Why Alan Stein hopes Lexington will give its pro baseball team a fresh look
Alan Stein is not traveling through time in a DeLorean. He has, nevertheless, gone “Back to the Future.”
The founder of the Lexington Legends professional baseball franchise has returned this spring to the team, now known as the Lexington Counter Clocks, as a senior adviser to new team owners Nathan and Keri Lyons.
“I guess I am a connective tissue to what we have accomplished in the past and what the new ownership group here wants to accomplish moving forward,” Stein said.
When brought on by the Counter Clocks, Stein, 71 and enjoying retirement after a varied career in professional baseball and other business endeavors, said he was told to come to the team offices “as much or as little as you can.”
“I am here almost every day,” Stein said Wednesday. “It’s a lot of fun. I’m having a blast, actually.”
Starting in 1984, Stein battled relentlessly to bring professional baseball to his hometown. In 2001, after the Lexington businessman had acquired a franchise in the Class A South Atlantic League and opened a privately-financed ballpark off North Broadway, Stein succeeded in his quest. That history in the market is why enlisting Stein is a sharp move by the Lexington team’s new Nashville-based owners and Justin Ferrarella, the team’s president and general manager.
The Lexington franchise is in a weaker position now than it was in 2011, when Stein retired from active roles with the Legends as well as the Triple-A Omaha Storm Chasers.
In the fall of 2020, Major League Baseball reduced the affiliated minor leagues from 160 to 120 teams. One of the cities whose baseball team lost its direct connection to MLB was Lexington, which had been the Class A affiliate of the Kansas City Royals.
Starting Friday night at 6:45 p.m. vs. the visiting York (Pa.) Revolution, Lexington will begin its third season of play in the Atlantic League of Professional Baseball, an independent league.
Though Stein is loathe to directly criticize the previous Lexington team ownership, Stands LLC led by CEO Andy Shea, he leaves little doubt that he believes a city as large (estimated population of 321,793) and prosperous as ours should never have been on the wrong side of MLB contraction.
“Lexington was, obviously, targeted,” Stein said. “There’s no reason in the world, whether it be geography or market size or past success, that Lexington should have been among the 40 clubs who were contracted. But we were, for whatever reasons, that I wouldn’t want to talk about in public.”

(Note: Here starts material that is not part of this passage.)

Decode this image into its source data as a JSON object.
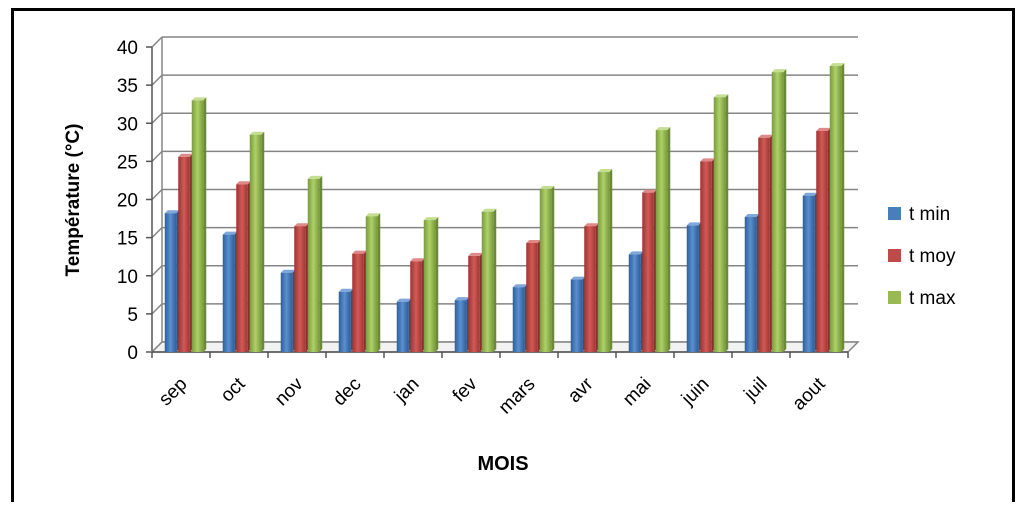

When it was announced late last October that the Lexington franchise had been sold, Stein reached out to the new team owners to offer his help. A former Mississippi Rebels baseball player, Nathan Lyons is the founder and CEO of Vintage South Development, which develops, owns and operates commercial and residential properties.
“I did not know Nathan or Keri,” Stein said of the husband-and-wife ownership duo, “but I have friends who do know of them and know of their success in Nashville and speak highly of them.”
Stein said the new owners have already shown they are willing to make the financial investment in upgrading team facilities that will bring the Lexington franchise up to the standards Major League Baseball demands from the teams that are still in affiliated baseball.
When the Lexington ballpark (currently referred to as Counter Clocks Field as a naming-rights deal is sought) opened in 2001, “we were up to Double-A standards in terms of number of seats, the lighting, everything,” Stein said. “But (the park) has deteriorated, there’s no question about it, over the course of 23 years. Most particularly and more rapidly, (the park has deteriorated) in the last 10 years. However, Nathan is making the investment here to get everything to the standards.”
As it pertains to the new ownership group’s most controversial move to date — changing the name of the Lexington franchise from the Legends to the Counter Clocks — Stein said he understands the rationale even if he would not have made that decision himself.
“A lot of that had to do with the decision early on that the whole franchise, the whole process over here, had deteriorated to a degree that they were convinced that we needed a total refresh,” Stein said. “I don’t disagree with that. I’m not sure I would have changed the name and given up 20-plus years of brand equity.”
Pro baseball in Lexington has more competition for the summertime sports entertainment dollar in 2023 than it has had before. Lexington Sporting Club, a men’s professional soccer team playing in USL League One, is in its inaugural season.
Stein said there’s sufficient space in the Lexington market for pro soccer, pro baseball plus University of Kentucky baseball and softball to all succeed. “There is plenty of room,” Stein said. “We don’t need 30, 50, 70,000 people a night to come to the ballpark to be successful — nor does the soccer team.”
The first goal for the Counter Clocks franchise in 2023, Stein said, is to make the “fan experience” at the ballpark consistently fun again.
“I really hope that people will be both excited and patient,” Stein said. “They need to understand that this new ownership group … is really committed to creating the kind of thing that Lexington has shown in the past it liked and it wanted. That is not going to all happen overnight, but we are on the right path. I hope Lexington will share our enthusiasm.”